This is just for fun and inspired by Estimating pi, using only 2s.
For a positive integer $n$, let $f(n)$ denote the minimum number of $2$s needed to express $n$ using addition, subtraction, multiplication, division, and exponentiation, together with the ability to concatenate $2$s, so for example $2 \times 22^2 + \frac{222}{2}$ is a valid expression. Other variants involving different sets of allowed operations are possible, of course. This function is very far from monotonic, so to smooth it out let's also consider
$$g(n) = \text{max}_{1 \le m \le n} f(m).$$
For example,
- $f(1) = 2$ ($1 = \frac 22$)
- $f(11) = 3$ ($11 = \frac{22}{2}$)
Question: What can you say about $f(n)$ and $g(n)$? Can you give exact values for small values of $n$? Can you give (asymptotic or exact) upper bounds? Lower bounds?
As a simple example we can write any positive integer $n$ in the form $2^k + n'$ where $n' < 2^k$ ($2^k$ is just the leading digit in the binary expansion of $n$), which gives $f(n) \le f(k) + 1 + f(n')$. If we write $\ell(n) = \lfloor \log_2 n \rfloor$ then iterating this gives something like
$$g(n) \le \sum_{k=1}^{\ell(n)} \left( g(k) + 1 \right).$$
This gives an upper bound growing something like $\ell(n) \ell^2(n) \ell^3(n) \dots$ which I think is pessimistic. For example, in my answer to the linked question I show that
$$f(14885392687) \le 36$$
and $\ell(14885392687) = 33$ so maybe we can expect something as good as $g(n) = O(\log n)$ for an upper bound. I have no idea about a lower bound, other than to write down an upper bound on the number of possible expressions that can be made with a given number of $2$s.
Edit: A related question involving $4$s and more allowed operations: How many fours are needed to represent numbers up to $N$?
Best Answer
I've been silly; we don't need to work with iterated logarithms. We can get a logarithmic upper bound by using the binary expansion slightly more cleverly. Namely, we can always write $n = 2n' + \left( n \bmod 2 \right)$, so either $2k = 2(k)$ or $2k+1 = 2(k) + \frac 22$, which gives
$$f(2k) \le f(k) + 1$$ $$f(2k+1) \le f(k) + 3.$$
Iterating these bounds gives
$$\boxed{ f(n) \le 3 \lceil \log_2 n \rceil - 1 \approx 4.32 \log n }$$
which corresponds to writing $n$ as $d_0 + 2(d_1 + 2(d_2 + \dots)))$ where $d_i$ are the binary digits of $n$. This uses only addition, multiplication and division and lots of optimizations are possible. This gives $f(14885392687) \le 3 \cdot 33 + 2 = 101$ which is at least within a factor of $3$ of the explicit result.
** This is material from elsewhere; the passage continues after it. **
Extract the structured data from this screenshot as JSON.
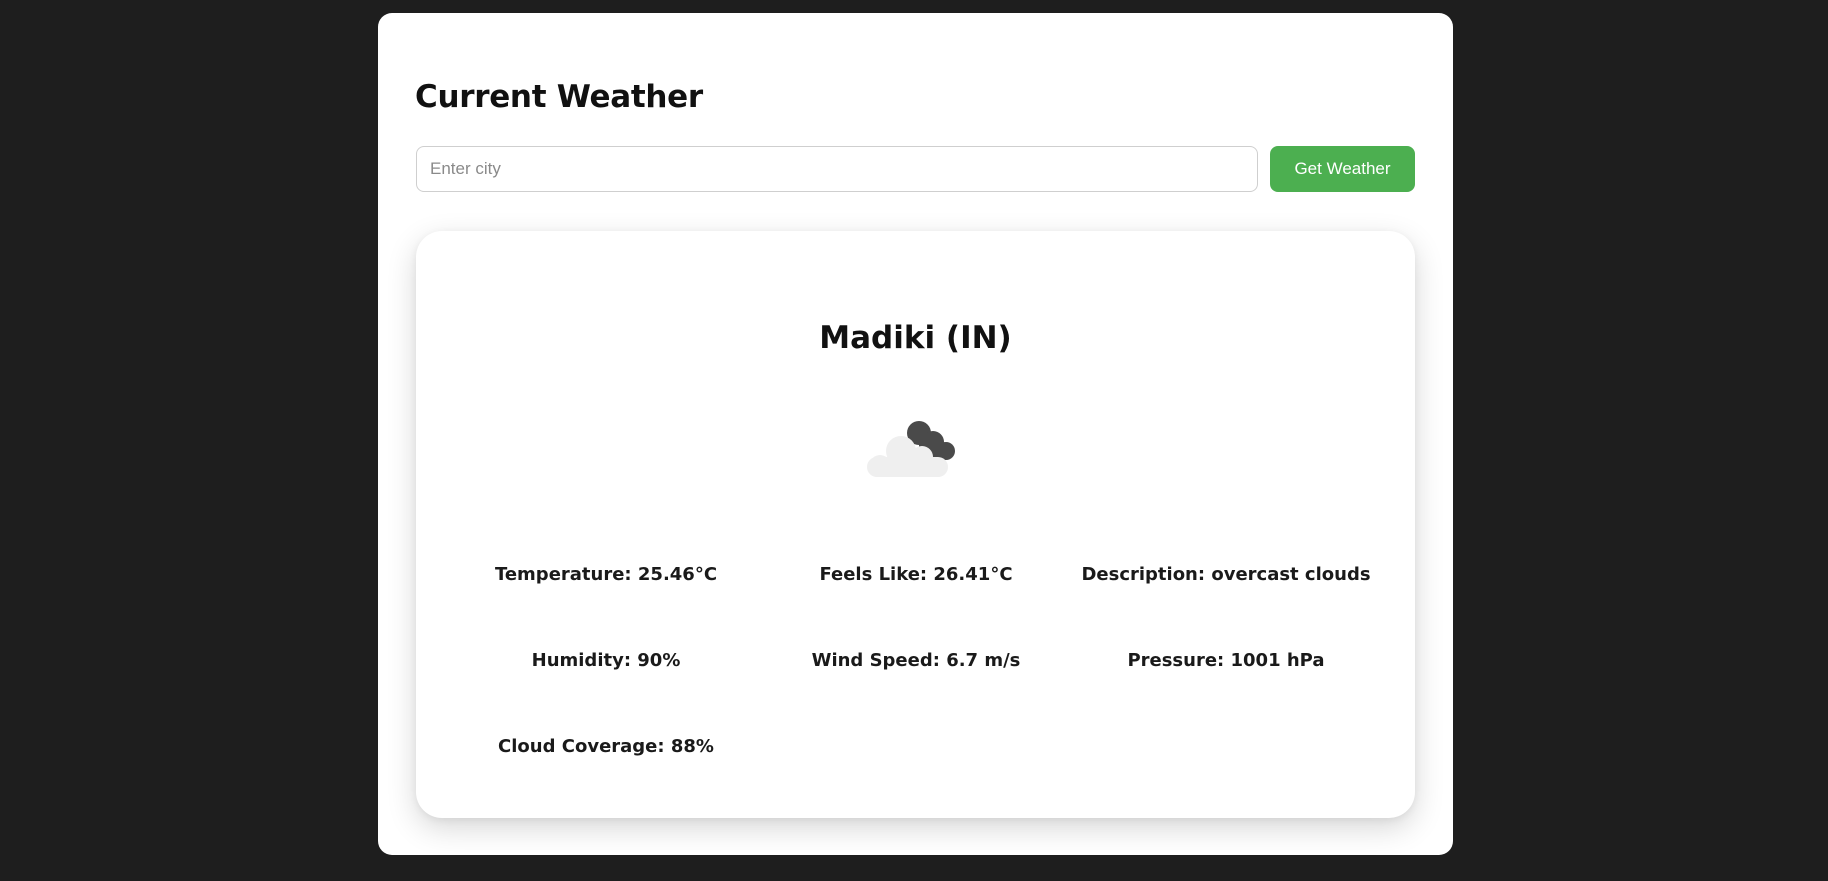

As an example of a possible optimization, we can improve the bound by working in base $22$, which gives
$$f(n) \le \left( 2 + g(21) \right) \lceil \log_{22} n \rceil.$$
My computations give $g(21) \le 5$ (the maximum value of $5$ is attained for $n = 7, 15, 17, 19$, at least if I'm not mistaken), so
$$\boxed{ f(n) \le 7 \lceil \log_{22} n \rceil \approx 2.26 \log n }$$
which is almost twice as good! This gives $f(14885392687) \le 56$ which still doesn't quite match the explicit result. Using subtraction we can replace $g(21)$ above by $g(10)$ but since $g(10) = 5$ also this doesn't actually help in this case.
We can write down a logarithmic lower bound on $g$ by writing down an exponential upper bound on the number $N(k)$ of possible expressions involving $k$ twos. (At least one number between $1$ and $N(k)+1$ can't be represented using $k$ twos, so $g(N(k) + 1) \ge k+1$.) We can do a more precise count than the following but this will suffice. An expression involving $k$ twos involves at most $k-1$ operations and at most $k-1$ pairs of parentheses, so altogether is a string of at most $4k-3$ symbols each of which can take the values $2, (, ), +, -, \times, \div$, or exponentiation (note that we don't need a symbol for concatenation). This gives the crude bound $N(k) \le 7^{4k-3}$, so
$$g(7^{4k-3} + 1) \ge k + 1$$
which after a bit of massaging gives
$$\boxed{ g(n) \ge \frac{\lceil \log_7 n \rceil + 3}{4} \approx 0.128 \log n }.$$
This gives $g(14885392687) \ge 4$ which is quite bad! Can anyone do substantially better, possibly after disallowing some of the operations? A lower bound given only addition, multiplication, and exponentiation would already be quite interesting, I think.